Тихон приволок охапку дров в дом, загрузил кулисы и подбросил пару чурок в печь. На его лице появилась умиротворенная улыбка: «Вот теперь можно идти.»
Выходя со двора Савельева, Тихон столкнулся с Агафьей, которая ждала попа все это время у забора.
- Ну, что там, батюшка родный, прости Господи. - перекрестилась Агафья.
- А ты чего здесь?
- На всякий случай, - вдруг помощь потребуется.
- Савелий один дома, спит.
Тихон взял бабку под руку и повёл прочь от офицерский угодий. Агафья пошла спокойно сначала, но через десяток шагов вдруг взъерепенилась: забегала вокруг попа, осеняя себя крестным знамением и полушепотом снова ему разъясняя о своём видении.
- Как же так, батюшка?

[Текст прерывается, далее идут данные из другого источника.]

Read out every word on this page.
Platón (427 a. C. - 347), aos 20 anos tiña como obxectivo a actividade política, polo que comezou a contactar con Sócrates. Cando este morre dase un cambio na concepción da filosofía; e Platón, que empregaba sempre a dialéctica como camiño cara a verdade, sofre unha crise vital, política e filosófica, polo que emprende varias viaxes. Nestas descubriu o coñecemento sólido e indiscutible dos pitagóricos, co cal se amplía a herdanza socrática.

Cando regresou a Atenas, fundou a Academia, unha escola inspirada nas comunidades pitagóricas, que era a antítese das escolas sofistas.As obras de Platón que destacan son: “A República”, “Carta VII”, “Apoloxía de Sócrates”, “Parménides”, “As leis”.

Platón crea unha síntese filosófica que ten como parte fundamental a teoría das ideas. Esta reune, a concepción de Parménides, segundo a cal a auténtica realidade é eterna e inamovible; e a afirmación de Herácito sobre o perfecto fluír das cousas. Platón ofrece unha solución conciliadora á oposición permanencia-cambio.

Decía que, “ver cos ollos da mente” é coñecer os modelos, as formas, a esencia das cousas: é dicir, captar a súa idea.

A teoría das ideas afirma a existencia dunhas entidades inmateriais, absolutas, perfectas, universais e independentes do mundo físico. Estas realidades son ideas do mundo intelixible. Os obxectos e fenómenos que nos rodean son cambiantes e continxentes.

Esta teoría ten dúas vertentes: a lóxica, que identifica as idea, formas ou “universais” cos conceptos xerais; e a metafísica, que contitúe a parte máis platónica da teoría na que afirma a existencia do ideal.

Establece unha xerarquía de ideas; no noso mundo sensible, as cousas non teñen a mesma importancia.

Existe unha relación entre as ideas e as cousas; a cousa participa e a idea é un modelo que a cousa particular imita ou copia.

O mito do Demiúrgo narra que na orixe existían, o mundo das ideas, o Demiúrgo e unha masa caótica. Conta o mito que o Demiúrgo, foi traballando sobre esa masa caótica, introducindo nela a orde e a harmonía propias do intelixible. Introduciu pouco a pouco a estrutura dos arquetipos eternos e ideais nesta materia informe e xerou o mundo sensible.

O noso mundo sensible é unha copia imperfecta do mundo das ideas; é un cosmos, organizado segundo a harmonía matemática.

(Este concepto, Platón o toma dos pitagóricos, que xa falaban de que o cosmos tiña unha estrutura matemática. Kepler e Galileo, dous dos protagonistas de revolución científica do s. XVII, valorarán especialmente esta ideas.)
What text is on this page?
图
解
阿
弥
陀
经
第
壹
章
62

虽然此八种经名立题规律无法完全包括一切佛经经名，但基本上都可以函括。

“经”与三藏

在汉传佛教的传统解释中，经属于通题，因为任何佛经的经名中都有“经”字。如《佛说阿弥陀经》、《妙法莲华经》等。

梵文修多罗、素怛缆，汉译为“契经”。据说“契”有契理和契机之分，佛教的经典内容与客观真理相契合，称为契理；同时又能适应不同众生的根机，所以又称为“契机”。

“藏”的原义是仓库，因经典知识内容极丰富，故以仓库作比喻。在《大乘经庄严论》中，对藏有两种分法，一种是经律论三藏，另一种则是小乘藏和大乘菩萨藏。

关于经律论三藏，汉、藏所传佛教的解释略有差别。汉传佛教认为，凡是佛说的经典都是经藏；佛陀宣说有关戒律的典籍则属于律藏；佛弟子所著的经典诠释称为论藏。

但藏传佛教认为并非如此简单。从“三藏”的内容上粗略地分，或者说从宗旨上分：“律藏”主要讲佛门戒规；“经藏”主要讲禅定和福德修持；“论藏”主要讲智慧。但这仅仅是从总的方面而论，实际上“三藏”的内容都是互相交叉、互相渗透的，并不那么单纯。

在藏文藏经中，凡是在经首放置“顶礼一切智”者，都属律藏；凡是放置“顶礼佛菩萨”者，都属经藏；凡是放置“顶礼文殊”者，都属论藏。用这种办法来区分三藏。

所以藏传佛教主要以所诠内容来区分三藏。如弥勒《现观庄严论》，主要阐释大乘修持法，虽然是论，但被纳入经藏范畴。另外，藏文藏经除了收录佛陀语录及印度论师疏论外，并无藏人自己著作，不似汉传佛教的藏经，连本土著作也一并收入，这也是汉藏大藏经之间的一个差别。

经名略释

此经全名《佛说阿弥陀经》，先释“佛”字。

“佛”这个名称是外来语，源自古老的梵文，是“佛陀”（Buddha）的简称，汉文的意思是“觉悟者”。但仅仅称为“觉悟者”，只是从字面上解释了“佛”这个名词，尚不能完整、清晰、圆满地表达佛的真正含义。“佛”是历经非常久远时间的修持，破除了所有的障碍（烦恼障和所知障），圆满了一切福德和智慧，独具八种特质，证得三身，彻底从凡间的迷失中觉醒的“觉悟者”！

Я же ведь стояла у дверей: никто не выходил от Савелия.
- Привиделось тебе, Агафья. Один он.
- Так вот же и есть это, подтверждение моих слов: как ты пришёл, так он-то и в трубу вышел.
Тихон остановился и осенил себя крестным знамением.
- Обожди Агафья не суетись, не должны мы с тобой в панику впадать. Это же она - паника, точно от лукавого. Давай мы понаблюдаем, посмотрим, что далее приключится, а сами же молиться будем исправно.
Агафья остановилась и закивала головой.
- Правильно, батюшка, говоришь, прости Господи, понаблюдаем.
Порешив так, они разошлись: Тихон в часовню направился, Агафья - к поросятам.
В часовне, встав на молитву, Тихон задумался, вспоминая, как был у Савелия и приметил две рюмки на столе...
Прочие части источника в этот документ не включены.